Mark Zuckerberg, durante l’intervista con Joe Rogan, ha parlato delle pressioni esercitate dall’amministrazione Biden su Meta per rimuovere contenuti legati ai vaccini COVID-19, sostenendo che in alcuni casi si trattava di richieste inappropriate o troppo aggressive. Tuttavia, la sua affermazione che Meta avrebbe rifiutato di rimuovere contenuti “veri” o “legittimi” è falsa, considerando che molte informazioni considerate veritiere o argomenti legittimi di discussione sono state effettivamente censurate o limitate sulla piattaforma.
Le recenti dichiarazioni di Mark Zuckerberg durante il podcast con Joe Rogan aprono un vaso di Pandora sul rapporto tra i giganti della tecnologia e le pressioni politiche esercitate da chi detiene il potere. Zuckerberg, fondatore di Meta, ha accusato l’amministrazione Biden di aver esercitato forti pressioni affinché la piattaforma rimuovesse contenuti relativi ai vaccini COVID-19, anche quando questi erano veritieri o umoristici.
Questa rivelazione solleva domande inquietanti sulla libertà di espressione e sul ruolo delle piattaforme digitali come arbitri dell’informazione. Secondo Zuckerberg, funzionari dell’amministrazione avrebbero usato un linguaggio scurrile e aggressivo per esigere la censura di contenuti legati agli effetti collaterali dei vaccini, persino quando questi erano confermati da fonti ufficiali. Un meme con Leonardo DiCaprio che ironizzava su possibili cause legali future è stato al centro delle polemiche: un esempio grottesco di come anche l’umorismo possa finire sotto il mirino della censura politica.
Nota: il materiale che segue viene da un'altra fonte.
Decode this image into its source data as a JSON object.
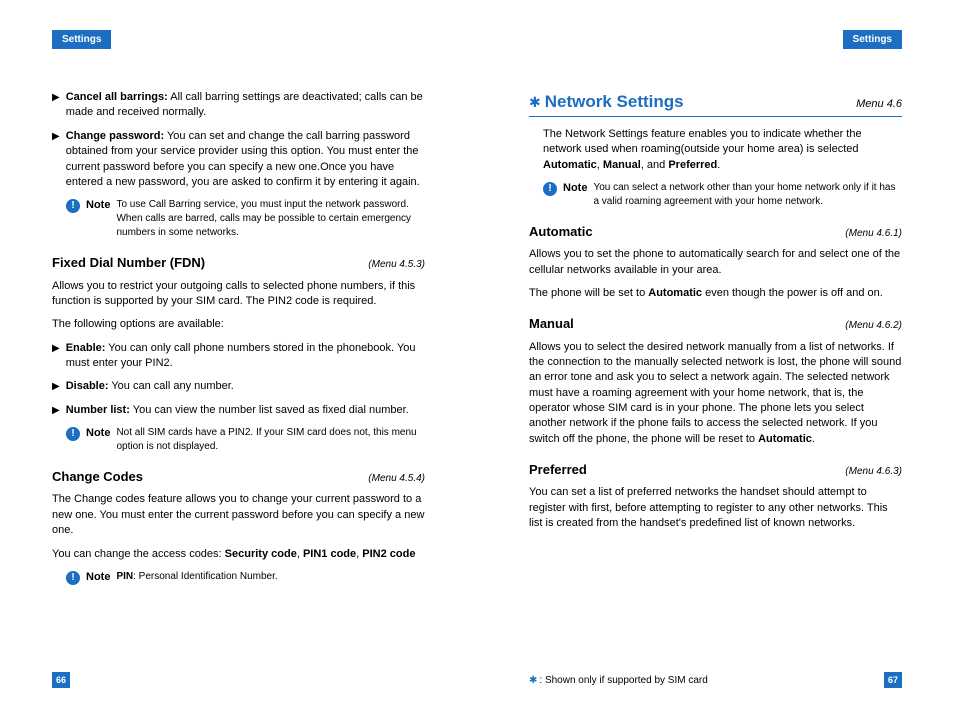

Le piattaforme come Meta giustificano la rimozione di contenuti potenzialmente “allarmisti” o “fuori contesto” come una misura necessaria per evitare la disinformazione. Tuttavia, il confine tra protezione e manipolazione è sempre più sottile. Quando si censurano post che menzionano effetti collaterali riconosciuti ufficialmente – come la miocardite associata a determinati vaccini – si elimina la possibilità di un dibattito informato. La scelta di silenziare tali informazioni non solo alimenta il sospetto verso le autorità sanitarie, ma erode anche la fiducia nelle piattaforme stesse.
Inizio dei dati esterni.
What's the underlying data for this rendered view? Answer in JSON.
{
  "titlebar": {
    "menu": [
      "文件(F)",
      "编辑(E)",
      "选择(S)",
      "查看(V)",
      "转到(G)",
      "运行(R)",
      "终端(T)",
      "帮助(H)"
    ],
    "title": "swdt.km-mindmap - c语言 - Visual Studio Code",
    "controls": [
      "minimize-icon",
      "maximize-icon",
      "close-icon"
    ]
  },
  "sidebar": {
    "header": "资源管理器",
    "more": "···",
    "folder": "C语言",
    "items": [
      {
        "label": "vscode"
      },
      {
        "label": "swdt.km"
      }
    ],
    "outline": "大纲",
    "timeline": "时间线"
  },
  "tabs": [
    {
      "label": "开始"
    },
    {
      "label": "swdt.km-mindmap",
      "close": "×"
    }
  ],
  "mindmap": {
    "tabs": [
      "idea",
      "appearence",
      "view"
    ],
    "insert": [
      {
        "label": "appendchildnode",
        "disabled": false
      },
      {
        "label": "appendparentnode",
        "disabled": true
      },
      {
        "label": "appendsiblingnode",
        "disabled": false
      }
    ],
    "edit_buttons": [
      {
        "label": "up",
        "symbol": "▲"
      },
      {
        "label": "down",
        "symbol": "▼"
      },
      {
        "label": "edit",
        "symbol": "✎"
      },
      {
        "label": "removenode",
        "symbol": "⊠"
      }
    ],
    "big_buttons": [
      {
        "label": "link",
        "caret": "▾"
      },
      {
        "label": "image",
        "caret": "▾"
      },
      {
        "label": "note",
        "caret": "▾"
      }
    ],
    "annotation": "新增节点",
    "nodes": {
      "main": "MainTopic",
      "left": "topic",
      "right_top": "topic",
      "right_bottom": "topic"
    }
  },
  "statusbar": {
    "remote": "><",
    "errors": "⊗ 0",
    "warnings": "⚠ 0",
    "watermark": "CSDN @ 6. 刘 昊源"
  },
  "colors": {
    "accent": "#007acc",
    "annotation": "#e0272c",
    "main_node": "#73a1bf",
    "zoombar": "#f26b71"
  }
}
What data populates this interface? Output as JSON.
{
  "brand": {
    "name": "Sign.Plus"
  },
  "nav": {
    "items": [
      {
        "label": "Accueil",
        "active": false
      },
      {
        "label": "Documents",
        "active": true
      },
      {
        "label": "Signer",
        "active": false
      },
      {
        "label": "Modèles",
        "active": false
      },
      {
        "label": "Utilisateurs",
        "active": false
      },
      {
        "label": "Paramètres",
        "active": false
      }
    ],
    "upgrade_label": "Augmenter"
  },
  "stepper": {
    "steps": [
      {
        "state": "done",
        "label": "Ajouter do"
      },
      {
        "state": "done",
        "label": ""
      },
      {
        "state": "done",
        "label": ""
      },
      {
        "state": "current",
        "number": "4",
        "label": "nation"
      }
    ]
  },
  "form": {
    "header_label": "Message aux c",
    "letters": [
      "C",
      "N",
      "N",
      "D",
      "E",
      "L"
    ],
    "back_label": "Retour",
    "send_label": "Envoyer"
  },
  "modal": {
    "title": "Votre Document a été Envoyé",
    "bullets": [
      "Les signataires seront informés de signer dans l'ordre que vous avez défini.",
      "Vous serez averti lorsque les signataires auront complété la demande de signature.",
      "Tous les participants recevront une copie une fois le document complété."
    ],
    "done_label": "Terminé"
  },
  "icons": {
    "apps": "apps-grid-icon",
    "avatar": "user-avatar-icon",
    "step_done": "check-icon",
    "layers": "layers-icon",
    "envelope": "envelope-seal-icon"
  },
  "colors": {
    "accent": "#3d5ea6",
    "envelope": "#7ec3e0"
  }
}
La narrazione di Zuckerberg, che presenta Meta come una vittima di pressioni governative, appare quantomeno discutibile. Negli ultimi anni, Meta ha sistematicamente limitato o eliminato contenuti scomodi, spesso utilizzando algoritmi opachi e poco trasparenti. Se da un lato Zuckerberg si dipinge come un difensore della verità, dall’altro è evidente che la piattaforma ha assecondato il clima politico, rimuovendo post che avrebbero potuto creare imbarazzo alle istituzioni. La dichiarazione secondo cui Meta avrebbe “resistito” alle richieste di censura sembra quindi più un’operazione di marketing per ripulire la propria immagine che un’ammissione di indipendenza reale.
L’aspetto più preoccupante di questa vicenda è l’ingerenza politica diretta nelle piattaforme di social media. Se confermate, le pressioni dell’amministrazione Biden rappresentano un pericoloso precedente: il governo che chiede la rimozione di contenuti veri o legittimi mina non solo la libertà di espressione, ma anche i principi democratici che dichiara di voler proteggere. In una società libera, il ruolo dello Stato non dovrebbe mai essere quello di decidere quali informazioni possono circolare.